You make it sound like Copilot is just copy-pasting something from a single repo. The code Copilot generates for me is extremely specific to my application. It understands the context, my code style and what I'm trying to do.
The result looks like my own code and is utilizing the already existing parts of my application. The code it writes for me solves problems that you cannot find a standard solution for anywhere and is definitely not something that could be attributed.
How Copilot is trained is an issue but answering the question "where did this code come from and what license is it under" would be impossible.
- JoshTriplett 3 years ago
  
  > You make it sound like Copilot is just copy-pasting something from a single repo.
  Not at all. I'm saying it's derived from large amounts of code, without respecting the licenses on that code.
  > How Copilot is trained is an issue but answering the question "where did this code come from and what license is it under" would be impossible.
  Then it shouldn't exist outside of demos of what could exist in the future if the showstopper legal problem gets solved. Let's get people treating that constraint as business-critical and start coming up with clever solutions, and see how long "impossible" lasts.
  - WithinReason 3 years ago
    
    How is training on public source code a legal problem? Can you provide some links for that claim?
  - fooster 3 years ago
    
    What a bunch of pure fear mongering nonsense. The code that is produced by copilot indistinguishable from the rest of the code in the code base. Get over yourself.
- Gigachad 3 years ago
  
  I'd like to see people try to cite the sources for the code they wrote. It's highly improbable that without looking at anyone else's work in their lives, they would have created anything remotely similar to what they produced.
ryan_lane 3 years ago

I open source my code specifically so that it can be re-used, ideally even for cases like this. To me, software freedom is the ability for it to be used for effectively any useful purpose, so that others don't have to do the same work again.
I understand that some folks don't believe the same thing, and use copyleft licenses so that their code can't be re-used in a closed way, and that's fair. Github shouldn't be training their product on copyleft licenses.
It's fair to call out its misuse of certain licenses, but "the equivalent of money laundering for violation of Open Source licenses" is simply inaccurate, as many licenses allow this type of re-use explicitly.
- JoshTriplett 3 years ago
  
  Do you license your code under a license that doesn't require any form of attribution or preservation of copyright notices? (Even permissive Open Source licenses typically do require that.)
  If you do, then by all means they're welcome to use it without attribution or preservation of copyright notices, per the terms of the license you used.
  But for all the Open Source code, even permissive Open Source code, that does require attribution or preservation of copyright notices, that's still a license violation.
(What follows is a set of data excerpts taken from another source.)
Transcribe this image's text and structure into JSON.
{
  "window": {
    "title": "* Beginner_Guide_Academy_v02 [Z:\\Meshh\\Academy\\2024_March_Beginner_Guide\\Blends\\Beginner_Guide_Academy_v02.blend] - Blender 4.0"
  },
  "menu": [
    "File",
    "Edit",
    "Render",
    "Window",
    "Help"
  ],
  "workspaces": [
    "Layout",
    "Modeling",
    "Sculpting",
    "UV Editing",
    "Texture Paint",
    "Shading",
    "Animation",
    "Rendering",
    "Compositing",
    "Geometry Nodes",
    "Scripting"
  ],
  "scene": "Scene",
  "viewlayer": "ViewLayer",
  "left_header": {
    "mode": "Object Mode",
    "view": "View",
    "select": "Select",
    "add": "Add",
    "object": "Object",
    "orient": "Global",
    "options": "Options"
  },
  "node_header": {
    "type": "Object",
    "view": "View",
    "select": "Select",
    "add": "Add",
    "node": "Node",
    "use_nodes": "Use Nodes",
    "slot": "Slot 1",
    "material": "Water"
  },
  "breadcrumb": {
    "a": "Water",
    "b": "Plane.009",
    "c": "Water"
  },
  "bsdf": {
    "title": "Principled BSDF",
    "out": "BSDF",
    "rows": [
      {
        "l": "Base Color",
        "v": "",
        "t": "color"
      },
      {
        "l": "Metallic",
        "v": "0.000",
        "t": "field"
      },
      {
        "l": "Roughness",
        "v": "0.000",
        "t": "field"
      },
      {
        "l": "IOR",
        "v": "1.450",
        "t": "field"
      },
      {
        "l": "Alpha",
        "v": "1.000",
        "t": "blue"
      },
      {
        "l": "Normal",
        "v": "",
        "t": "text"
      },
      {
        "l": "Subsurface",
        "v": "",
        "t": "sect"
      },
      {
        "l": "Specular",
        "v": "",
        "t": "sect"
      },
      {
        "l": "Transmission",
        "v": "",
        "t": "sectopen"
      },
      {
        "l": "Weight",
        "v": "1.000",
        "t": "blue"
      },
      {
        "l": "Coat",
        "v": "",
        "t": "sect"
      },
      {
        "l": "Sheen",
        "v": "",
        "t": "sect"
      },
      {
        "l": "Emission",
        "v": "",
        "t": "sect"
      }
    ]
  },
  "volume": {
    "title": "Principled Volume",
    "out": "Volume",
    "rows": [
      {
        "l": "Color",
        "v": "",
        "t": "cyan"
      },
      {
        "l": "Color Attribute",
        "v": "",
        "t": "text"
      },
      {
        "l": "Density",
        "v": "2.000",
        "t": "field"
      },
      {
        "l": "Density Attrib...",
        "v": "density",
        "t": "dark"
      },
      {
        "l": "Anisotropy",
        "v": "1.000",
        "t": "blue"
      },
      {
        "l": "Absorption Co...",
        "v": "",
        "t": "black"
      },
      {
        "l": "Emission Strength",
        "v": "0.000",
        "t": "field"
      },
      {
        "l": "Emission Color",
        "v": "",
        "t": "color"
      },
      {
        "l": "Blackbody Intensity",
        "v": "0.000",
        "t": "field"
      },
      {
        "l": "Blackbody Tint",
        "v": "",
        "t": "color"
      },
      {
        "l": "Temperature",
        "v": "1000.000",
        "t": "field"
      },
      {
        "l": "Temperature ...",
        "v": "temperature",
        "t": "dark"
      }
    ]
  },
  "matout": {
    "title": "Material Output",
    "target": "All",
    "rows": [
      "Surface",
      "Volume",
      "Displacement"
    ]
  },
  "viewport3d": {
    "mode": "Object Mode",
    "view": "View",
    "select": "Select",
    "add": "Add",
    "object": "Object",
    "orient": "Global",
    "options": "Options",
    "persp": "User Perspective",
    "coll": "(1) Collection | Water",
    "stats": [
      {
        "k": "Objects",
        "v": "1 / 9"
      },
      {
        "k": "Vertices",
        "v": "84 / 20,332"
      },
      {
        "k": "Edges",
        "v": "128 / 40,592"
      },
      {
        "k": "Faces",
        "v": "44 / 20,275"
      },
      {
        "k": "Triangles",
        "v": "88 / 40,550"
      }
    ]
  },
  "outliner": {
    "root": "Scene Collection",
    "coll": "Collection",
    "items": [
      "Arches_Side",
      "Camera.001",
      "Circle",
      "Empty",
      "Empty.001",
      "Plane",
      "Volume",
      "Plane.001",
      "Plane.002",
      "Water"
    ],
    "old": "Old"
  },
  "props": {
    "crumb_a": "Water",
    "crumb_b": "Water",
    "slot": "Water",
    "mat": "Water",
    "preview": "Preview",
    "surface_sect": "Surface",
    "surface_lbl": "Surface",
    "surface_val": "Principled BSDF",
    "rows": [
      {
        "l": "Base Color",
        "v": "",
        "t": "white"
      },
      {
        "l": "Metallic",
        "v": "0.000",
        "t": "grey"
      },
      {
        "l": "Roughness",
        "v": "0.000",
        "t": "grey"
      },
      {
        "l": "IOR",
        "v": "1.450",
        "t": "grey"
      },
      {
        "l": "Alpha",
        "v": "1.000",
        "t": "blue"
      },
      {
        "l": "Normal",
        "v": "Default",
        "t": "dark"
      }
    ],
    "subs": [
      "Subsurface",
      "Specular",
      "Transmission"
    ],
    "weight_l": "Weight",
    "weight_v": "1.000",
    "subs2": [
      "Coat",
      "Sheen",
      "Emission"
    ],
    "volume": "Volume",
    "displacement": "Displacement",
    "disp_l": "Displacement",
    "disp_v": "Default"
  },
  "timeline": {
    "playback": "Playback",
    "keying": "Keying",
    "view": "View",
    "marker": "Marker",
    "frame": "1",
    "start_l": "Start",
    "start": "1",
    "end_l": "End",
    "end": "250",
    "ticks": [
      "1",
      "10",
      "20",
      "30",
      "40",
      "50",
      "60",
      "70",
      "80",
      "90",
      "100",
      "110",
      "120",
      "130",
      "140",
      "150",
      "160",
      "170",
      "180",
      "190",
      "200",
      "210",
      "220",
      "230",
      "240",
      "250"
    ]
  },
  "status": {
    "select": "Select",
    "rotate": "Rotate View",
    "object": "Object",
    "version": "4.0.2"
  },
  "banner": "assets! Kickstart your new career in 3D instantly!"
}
People don't often think of permissive Open Source licenses as something that can be violated, but they absolutely can be.
danuker 3 years ago

Indeed, that is why I don't use it either.
Double-checking whether the generated part is a verbatim copy negates the speed advantage.
Possible infringements from similarity are even harder to search.
filereaper 3 years ago

Yes, thank you this is exactly what I was looking out for in the announcement.
Was looking for a way to instruct CodePilot to abide by the following rules:
- Only use Apache v2, MIT or BSD licensed work for its recommendations. (Or a specific license set)
- Only use code trained on public repositories.
- Provide code attributions of the source code where the recommendations originate from.
I'm not sure if the last point is possible given these GPT type architectures but it would really help during code reviews.
- jenadine 3 years ago
  
  > Only use Apache v2, MIT or BSD licensed
  Even if you use code under these license, you are still supposed to credit the authors by reproducing the license. So you need to know where it came from. Do you credit all the software the model was trained on?
  - tick_tock_tick 3 years ago
    
    > Do you credit all the software the model was trained on.
    That's a brilliant idea everyone can just copy and past the exact same attribution file and be done with it.
    
    capableweb 3 years ago
    
    "Just" copy paste a multi GB file with endless lines of authors? Brilliant? I might be missing something here.
  - filereaper 3 years ago
    
    We're not using any ML based machine generated source code.
    The remaining use of OSS code has attributions.
tick_tock_tick 3 years ago

> This tool remains the equivalent of money laundering for violation of Open Source licenses
That's what a good chunk of people do anyway at work. No one really cares nor will care. We were already moving in that direction anyway this will just accelerate it.

aunch 3 years ago

if you want an actual enterprise solution with in-customer-tenant/on-prem hosting, check out Codeium (https://www.codeium.com/enterprise)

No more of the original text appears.